How, in a nutshell, do momentum investing strategies work? In his December 2017 paper entitled “Keep Up the Momentum”, Thierry Roncalli summarizes the nature of the momentum premium in a less mathematical way than in the previously available “Understanding the Momentum Risk Premium: An In-Depth Journey Through Trend-Following Strategies”. He distinguishes between:
- Time-series or trend-following or intrinsic or absolute momentum (long assets with a positive past trend and short assets with a negative past trend).
- Cross-sectional or relative or winners-minus-losers momentum (long assets that have outperformed and short assets that have underperformed relative to each other).
Based on mathematical derivations and prior research, he concludes that:
- Momentum strategy performance depends on:
- Absolute value of asset Sharpe ratios.
- Pairwise correlations between asset returns.
- The length of the interval used to calculate momentum.
- Intrinsic momentum works best when pairwise asset correlations are zero, and hence makes sense for multi-class assets.
- Relative momentum works best with highly correlated assets, and hence works best for similar assets (such as regional stocks).
- Short-term momentum is riskier, has a lower Sharpe ratio and is more sensitive to the type of moving average employed than long-term momentum.
- In the long run, intrinsic momentum has low correlation with traditional asset classes due to averaging of high beta during bull markets and low beta during bear markets.
- Too much leverage can be harmful to momentum portfolios.
- One way to view intrinsic momentum (and perhaps long-only relative momentum) is as a beta strategy during good times and a diversification strategy during bad times.
In summary, theoretical analysis indicates that long-short intrinsic momentum applies best to asset classes and long-short relative momentum applies best to similar assets.

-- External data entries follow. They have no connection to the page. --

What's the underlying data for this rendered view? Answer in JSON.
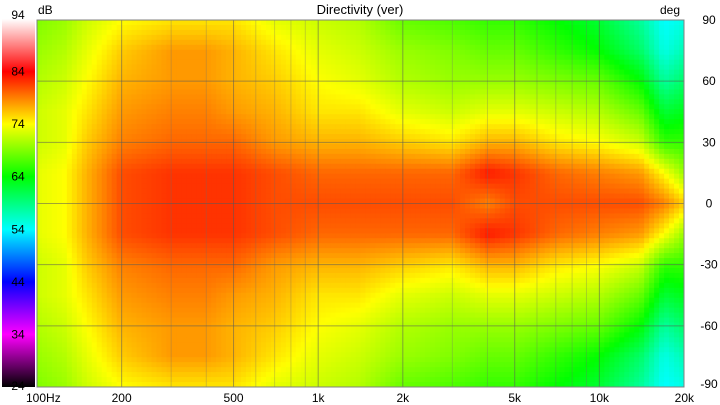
{
  "chart_data": {
    "type": "heatmap",
    "title": "Directivity (ver)",
    "colorbar_unit": "dB",
    "yaxis_unit": "deg",
    "x_scale": "log",
    "xlim": [
      100,
      20000
    ],
    "ylim": [
      -90,
      90
    ],
    "colorbar_range": [
      24,
      94
    ],
    "x_ticks": [
      {
        "value": 100,
        "label": "100Hz"
      },
      {
        "value": 200,
        "label": "200"
      },
      {
        "value": 500,
        "label": "500"
      },
      {
        "value": 1000,
        "label": "1k"
      },
      {
        "value": 2000,
        "label": "2k"
      },
      {
        "value": 5000,
        "label": "5k"
      },
      {
        "value": 10000,
        "label": "10k"
      },
      {
        "value": 20000,
        "label": "20k"
      }
    ],
    "y_ticks": [
      {
        "value": 90,
        "label": "90"
      },
      {
        "value": 60,
        "label": "60"
      },
      {
        "value": 30,
        "label": "30"
      },
      {
        "value": 0,
        "label": "0"
      },
      {
        "value": -30,
        "label": "-30"
      },
      {
        "value": -60,
        "label": "-60"
      },
      {
        "value": -90,
        "label": "-90"
      }
    ],
    "colorbar_ticks": [
      {
        "value": 94,
        "label": "94"
      },
      {
        "value": 84,
        "label": "84"
      },
      {
        "value": 74,
        "label": "74"
      },
      {
        "value": 64,
        "label": "64"
      },
      {
        "value": 54,
        "label": "54"
      },
      {
        "value": 44,
        "label": "44"
      },
      {
        "value": 34,
        "label": "34"
      },
      {
        "value": 24,
        "label": "24"
      }
    ],
    "colorbar_colors": [
      {
        "value": 94,
        "color": "#ffffff"
      },
      {
        "value": 89,
        "color": "#ff8080"
      },
      {
        "value": 84,
        "color": "#ff0000"
      },
      {
        "value": 79,
        "color": "#ff8000"
      },
      {
        "value": 74,
        "color": "#ffff00"
      },
      {
        "value": 69,
        "color": "#80ff00"
      },
      {
        "value": 64,
        "color": "#00ff00"
      },
      {
        "value": 59,
        "color": "#00ff80"
      },
      {
        "value": 54,
        "color": "#00ffff"
      },
      {
        "value": 49,
        "color": "#0080ff"
      },
      {
        "value": 44,
        "color": "#0000ff"
      },
      {
        "value": 39,
        "color": "#8000ff"
      },
      {
        "value": 34,
        "color": "#ff00ff"
      },
      {
        "value": 29,
        "color": "#800080"
      },
      {
        "value": 24,
        "color": "#000000"
      }
    ],
    "angles": [
      -90,
      -75,
      -60,
      -45,
      -30,
      -15,
      0,
      15,
      30,
      45,
      60,
      75,
      90
    ],
    "frequencies": [
      100,
      125,
      150,
      200,
      300,
      400,
      500,
      700,
      1000,
      1400,
      2000,
      3000,
      4000,
      5000,
      7000,
      10000,
      14000,
      17000,
      20000
    ],
    "levels_db": [
      [
        69,
        70,
        72,
        74,
        75,
        75,
        75,
        73,
        72,
        71,
        68,
        67,
        66,
        66,
        64,
        62,
        58,
        54,
        55
      ],
      [
        70,
        71,
        73,
        76,
        78,
        78,
        77,
        75,
        73,
        72,
        70,
        69,
        68,
        68,
        66,
        64,
        60,
        55,
        57
      ],
      [
        71,
        72,
        74,
        77,
        78,
        78,
        77,
        76,
        74,
        73,
        71,
        70,
        70,
        70,
        69,
        68,
        64,
        58,
        60
      ],
      [
        72,
        73,
        75,
        78,
        79,
        79,
        78,
        77,
        75,
        75,
        73,
        72,
        73,
        73,
        72,
        71,
        68,
        62,
        63
      ],
      [
        72,
        73,
        76,
        79,
        80,
        80,
        80,
        78,
        77,
        77,
        76,
        75,
        77,
        77,
        75,
        74,
        72,
        66,
        66
      ],
      [
        73,
        74,
        77,
        81,
        82,
        82,
        82,
        81,
        80,
        80,
        80,
        80,
        83,
        82,
        80,
        79,
        78,
        74,
        70
      ],
      [
        73,
        74,
        77,
        81,
        82,
        82,
        82,
        81,
        81,
        81,
        81,
        81,
        79,
        81,
        81,
        81,
        81,
        79,
        76
      ],
      [
        73,
        74,
        77,
        81,
        82,
        82,
        82,
        81,
        80,
        80,
        80,
        80,
        83,
        82,
        80,
        79,
        78,
        74,
        70
      ],
      [
        72,
        73,
        76,
        79,
        80,
        80,
        80,
        78,
        77,
        77,
        76,
        75,
        77,
        77,
        75,
        74,
        72,
        66,
        66
      ],
      [
        72,
        73,
        75,
        78,
        79,
        79,
        78,
        77,
        75,
        75,
        73,
        72,
        73,
        73,
        72,
        71,
        68,
        62,
        63
      ],
      [
        71,
        72,
        74,
        77,
        78,
        78,
        77,
        76,
        74,
        73,
        71,
        70,
        70,
        70,
        69,
        68,
        64,
        58,
        60
      ],
      [
        70,
        71,
        73,
        76,
        78,
        78,
        77,
        75,
        73,
        72,
        70,
        69,
        68,
        68,
        66,
        64,
        60,
        55,
        57
      ],
      [
        69,
        70,
        72,
        74,
        75,
        75,
        75,
        73,
        72,
        71,
        68,
        67,
        66,
        66,
        64,
        62,
        58,
        54,
        55
      ]
    ],
    "grid": true,
    "legend": "colorbar-left"
  }
}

Note that long-only relative momentum may be more like intrinsic momentum than relative (winners-minus-losers) momentum.
Cautions regarding findings include:
- Findings derive from a simple model of momentum summarized in “Momentum Risk Premium Theory”. As noted there, this model is imperfect.
- As also noted there, findings do not account for implementation frictions/barriers, including:
- Using indexes as assets ignores implementation costs/fees of creating liquid funds that track the indexes. These costs/fees may vary considerably across asset classes.
- Monthly portfolio turnover may be high, generating additional material costs.
- Shorting may in some cases be costly/infeasible due to lack of assets to borrow for shorting. Using futures rather than underlying assets eliminates this concern, but momentum may work differently for futures versus underlying assets.
- The author does not address long-only momentum strategy variations.